The waterborne basecoats from Examples 10-14 are applied to conventional  phosphated and by cathodic dip painting and with filler Pre-coated body panels applied by spraying. This ge in the case of metallic basecoats in a dry film thickness of 15 µm, in the case of the uni-base lacquers in a dry layer thickness of 30 µm. After application, the mixture is flashed off at room temperature for 10 minutes and then predried at 80 ° C for 10 minutes. Then a commercially available, melamine resin-curing car series clear lacquer on acrylic resin base coated in a dry layer thickness of 35 µm and 18 minutes dried at 120 ° C (object temperature).

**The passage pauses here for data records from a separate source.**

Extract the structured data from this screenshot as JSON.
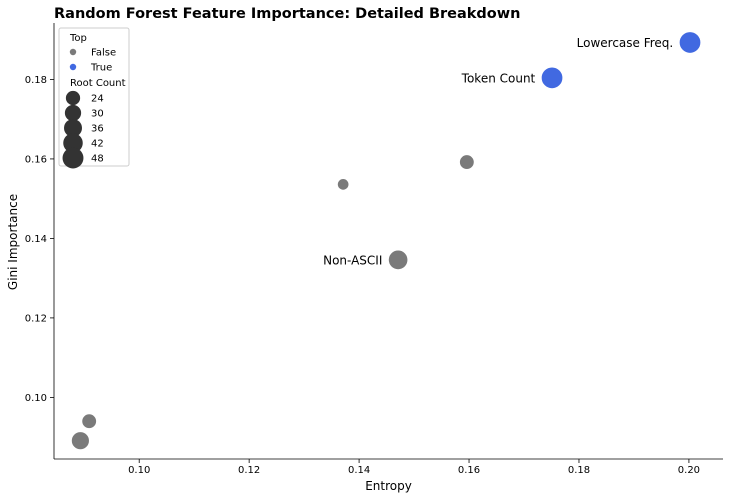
{
  "chart_data": {
    "type": "scatter",
    "title": "Random Forest Feature Importance: Detailed Breakdown",
    "xlabel": "Entropy",
    "ylabel": "Gini Importance",
    "xlim": [
      0.0845,
      0.2062
    ],
    "ylim": [
      0.0845,
      0.1942
    ],
    "x_ticks": [
      0.1,
      0.12,
      0.14,
      0.16,
      0.18,
      0.2
    ],
    "x_tick_labels": [
      "0.10",
      "0.12",
      "0.14",
      "0.16",
      "0.18",
      "0.20"
    ],
    "y_ticks": [
      0.1,
      0.12,
      0.14,
      0.16,
      0.18
    ],
    "y_tick_labels": [
      "0.10",
      "0.12",
      "0.14",
      "0.16",
      "0.18"
    ],
    "grid": false,
    "legend": {
      "placement": "top-left",
      "hue_title": "Top",
      "hue_entries": [
        {
          "label": "False",
          "color": "#7a7a7a"
        },
        {
          "label": "True",
          "color": "#4169e1"
        }
      ],
      "size_title": "Root Count",
      "size_entries": [
        {
          "label": "24",
          "value": 24
        },
        {
          "label": "30",
          "value": 30
        },
        {
          "label": "36",
          "value": 36
        },
        {
          "label": "42",
          "value": 42
        },
        {
          "label": "48",
          "value": 48
        }
      ]
    },
    "colors": {
      "false": "#7a7a7a",
      "true": "#4169e1",
      "legend_size_marker": "#333333"
    },
    "points": [
      {
        "x": 0.2002,
        "y": 0.1893,
        "root_count": 46,
        "top": true,
        "label": "Lowercase Freq."
      },
      {
        "x": 0.1751,
        "y": 0.1804,
        "root_count": 46,
        "top": true,
        "label": "Token Count"
      },
      {
        "x": 0.1596,
        "y": 0.1592,
        "root_count": 24,
        "top": false,
        "label": ""
      },
      {
        "x": 0.1371,
        "y": 0.1536,
        "root_count": 18,
        "top": false,
        "label": ""
      },
      {
        "x": 0.1471,
        "y": 0.1346,
        "root_count": 38,
        "top": false,
        "label": "Non-ASCII"
      },
      {
        "x": 0.0909,
        "y": 0.094,
        "root_count": 24,
        "top": false,
        "label": ""
      },
      {
        "x": 0.0893,
        "y": 0.0891,
        "root_count": 33,
        "top": false,
        "label": ""
      }
    ]
  }
}
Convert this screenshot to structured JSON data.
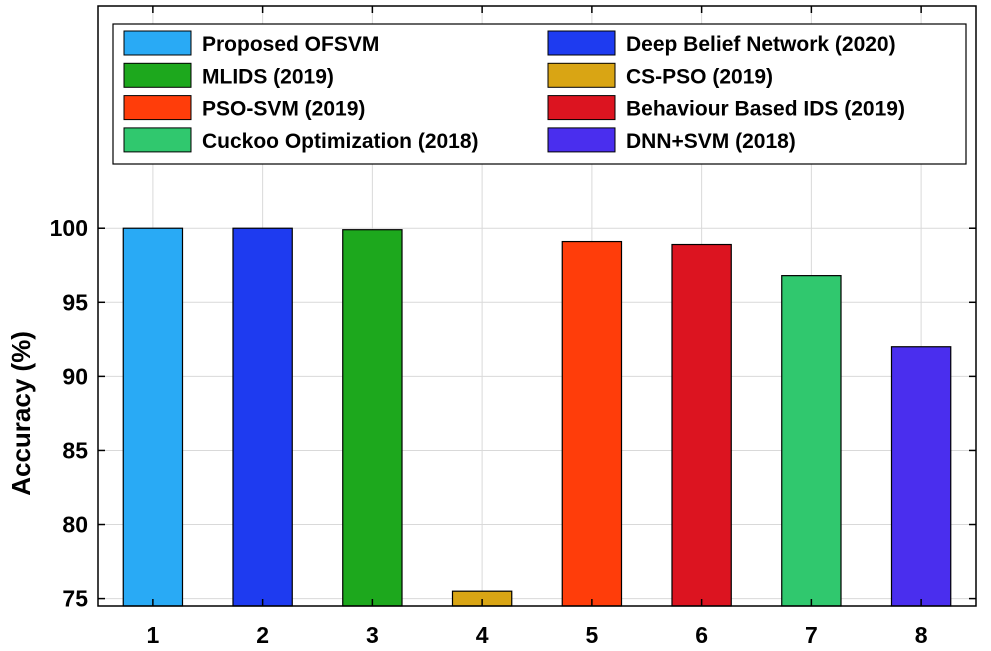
{
  "chart_data": {
    "type": "bar",
    "title": "",
    "xlabel": "",
    "ylabel": "Accuracy (%)",
    "xlim": [
      0.5,
      8.5
    ],
    "ylim": [
      74.5,
      115
    ],
    "yticks": [
      75,
      80,
      85,
      90,
      95,
      100
    ],
    "grid": true,
    "legend_position": "top",
    "categories": [
      "1",
      "2",
      "3",
      "4",
      "5",
      "6",
      "7",
      "8"
    ],
    "values": [
      100,
      100,
      99.9,
      75.5,
      99.1,
      98.9,
      96.8,
      92
    ],
    "series": [
      {
        "name": "Proposed OFSVM",
        "x": 1,
        "value": 100,
        "color": "#29AAF5"
      },
      {
        "name": "Deep Belief Network (2020)",
        "x": 2,
        "value": 100,
        "color": "#1E3BF0"
      },
      {
        "name": "MLIDS (2019)",
        "x": 3,
        "value": 99.9,
        "color": "#1DA81D"
      },
      {
        "name": "CS-PSO (2019)",
        "x": 4,
        "value": 75.5,
        "color": "#D9A514"
      },
      {
        "name": "PSO-SVM (2019)",
        "x": 5,
        "value": 99.1,
        "color": "#FF3D0A"
      },
      {
        "name": "Behaviour Based IDS (2019)",
        "x": 6,
        "value": 98.9,
        "color": "#DC1420"
      },
      {
        "name": "Cuckoo Optimization (2018)",
        "x": 7,
        "value": 96.8,
        "color": "#30C86E"
      },
      {
        "name": "DNN+SVM (2018)",
        "x": 8,
        "value": 92,
        "color": "#4A2EEE"
      }
    ],
    "legend_order": [
      0,
      1,
      2,
      3,
      4,
      5,
      6,
      7
    ]
  }
}
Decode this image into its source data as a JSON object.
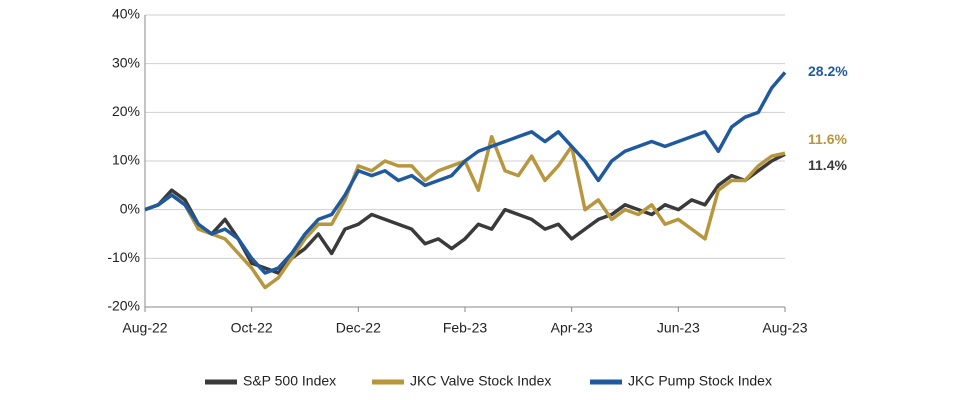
{
  "chart_data": {
    "type": "line",
    "x": [
      0,
      0.25,
      0.5,
      0.75,
      1,
      1.25,
      1.5,
      1.75,
      2,
      2.25,
      2.5,
      2.75,
      3,
      3.25,
      3.5,
      3.75,
      4,
      4.25,
      4.5,
      4.75,
      5,
      5.25,
      5.5,
      5.75,
      6,
      6.25,
      6.5,
      6.75,
      7,
      7.25,
      7.5,
      7.75,
      8,
      8.25,
      8.5,
      8.75,
      9,
      9.25,
      9.5,
      9.75,
      10,
      10.25,
      10.5,
      10.75,
      11,
      11.25,
      11.5,
      11.75,
      12
    ],
    "xlim": [
      0,
      12
    ],
    "xticks": [
      {
        "value": 0,
        "label": "Aug-22"
      },
      {
        "value": 2,
        "label": "Oct-22"
      },
      {
        "value": 4,
        "label": "Dec-22"
      },
      {
        "value": 6,
        "label": "Feb-23"
      },
      {
        "value": 8,
        "label": "Apr-23"
      },
      {
        "value": 10,
        "label": "Jun-23"
      },
      {
        "value": 12,
        "label": "Aug-23"
      }
    ],
    "ylim": [
      -20,
      40
    ],
    "yticks": [
      {
        "value": -20,
        "label": "-20%"
      },
      {
        "value": -10,
        "label": "-10%"
      },
      {
        "value": 0,
        "label": "0%"
      },
      {
        "value": 10,
        "label": "10%"
      },
      {
        "value": 20,
        "label": "20%"
      },
      {
        "value": 30,
        "label": "30%"
      },
      {
        "value": 40,
        "label": "40%"
      }
    ],
    "grid": true,
    "legend": "bottom",
    "series": [
      {
        "name": "S&P 500 Index",
        "color": "#3a3a3a",
        "end_label": "11.4%",
        "values": [
          0,
          1,
          4,
          2,
          -3,
          -5,
          -2,
          -6,
          -11,
          -12,
          -13,
          -10,
          -8,
          -5,
          -9,
          -4,
          -3,
          -1,
          -2,
          -3,
          -4,
          -7,
          -6,
          -8,
          -6,
          -3,
          -4,
          0,
          -1,
          -2,
          -4,
          -3,
          -6,
          -4,
          -2,
          -1,
          1,
          0,
          -1,
          1,
          0,
          2,
          1,
          5,
          7,
          6,
          8,
          10,
          11.4
        ]
      },
      {
        "name": "JKC Valve Stock Index",
        "color": "#b8963e",
        "end_label": "11.6%",
        "values": [
          0,
          1,
          3,
          1,
          -4,
          -5,
          -6,
          -9,
          -12,
          -16,
          -14,
          -10,
          -6,
          -3,
          -3,
          2,
          9,
          8,
          10,
          9,
          9,
          6,
          8,
          9,
          10,
          4,
          15,
          8,
          7,
          11,
          6,
          9,
          13,
          0,
          2,
          -2,
          0,
          -1,
          1,
          -3,
          -2,
          -4,
          -6,
          4,
          6,
          6,
          9,
          11,
          11.6
        ]
      },
      {
        "name": "JKC Pump Stock Index",
        "color": "#1f5a9e",
        "end_label": "28.2%",
        "values": [
          0,
          1,
          3,
          1,
          -3,
          -5,
          -4,
          -6,
          -10,
          -13,
          -12,
          -9,
          -5,
          -2,
          -1,
          3,
          8,
          7,
          8,
          6,
          7,
          5,
          6,
          7,
          10,
          12,
          13,
          14,
          15,
          16,
          14,
          16,
          13,
          10,
          6,
          10,
          12,
          13,
          14,
          13,
          14,
          15,
          16,
          12,
          17,
          19,
          20,
          25,
          28.2
        ]
      }
    ]
  }
}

The multi-coat finishes obtained were in accordance with DIN 50017 their condensation resistance (240 hours, 40 ° C) and in terms of Metallic effects (in the case of effect painting) assessed visually.

Claims (6)

1. Emulsifier-free, aqueous coating agent, for the production of basecoat layers in multi-layer coatings, with a solids content of 10 to 50% by weight and a content of organic solvents below 20% by weight, containing as binder a combination of:

• A) 50 to 100 wt .-% of one or more water-dilutable binders, which are at least 50 wt .-% (based on the solids weight of the resins of component A) with one or more water-dilutable polyester urethane resins and / or alkyd urethane resins an acid number of 10 to 100 and a hydroxyl number of up to 150, and the remainder is one or more water-dilutable (meth) acrylic copolymers, polyurethane resins and / or polyester resins,
  wherein the resins are each in a form partially or completely neutralized with bases, with
• B) 50 to 0% by weight of one or more crosslinkers for the resins of component A), which are at least 50% by weight (based on the solids weight of the crosslinkers of component B) and one or more water-insoluble aminoplast resins and the rest are one or more blocked polyisocyanates,

as well as containing one or more pigments if necessary, conventional additives, the weight ratio of Pigments for binders plus any crosslinker present is 0.03: 1 to 3: 1. 2. Coating composition according to claim 1, wherein the components A) and B) in  A ratio of 70 to 95% by weight A) to 30 to 5% by weight B) is present are. 3. A coating composition according to claim 1 or 2, wherein the water-insoluble Aminoplast resins of component B) one or more, partially or condensation products completely etherified with C₃ to C₆ alcohols of formaldehyde with melamine or benzoguanamine. 4. Process for multi-layer painting by applying a pigmen coated coating agent as a basecoat on a substrate and subsequent overpainting with a clear coat, characterized records that one as a coating agent for the basecoat layer according to one of claims 1 to 3. 5. Use of the coating agent according to one of claims 1 to 3, for Production of basecoat layers for multi-layer coatings.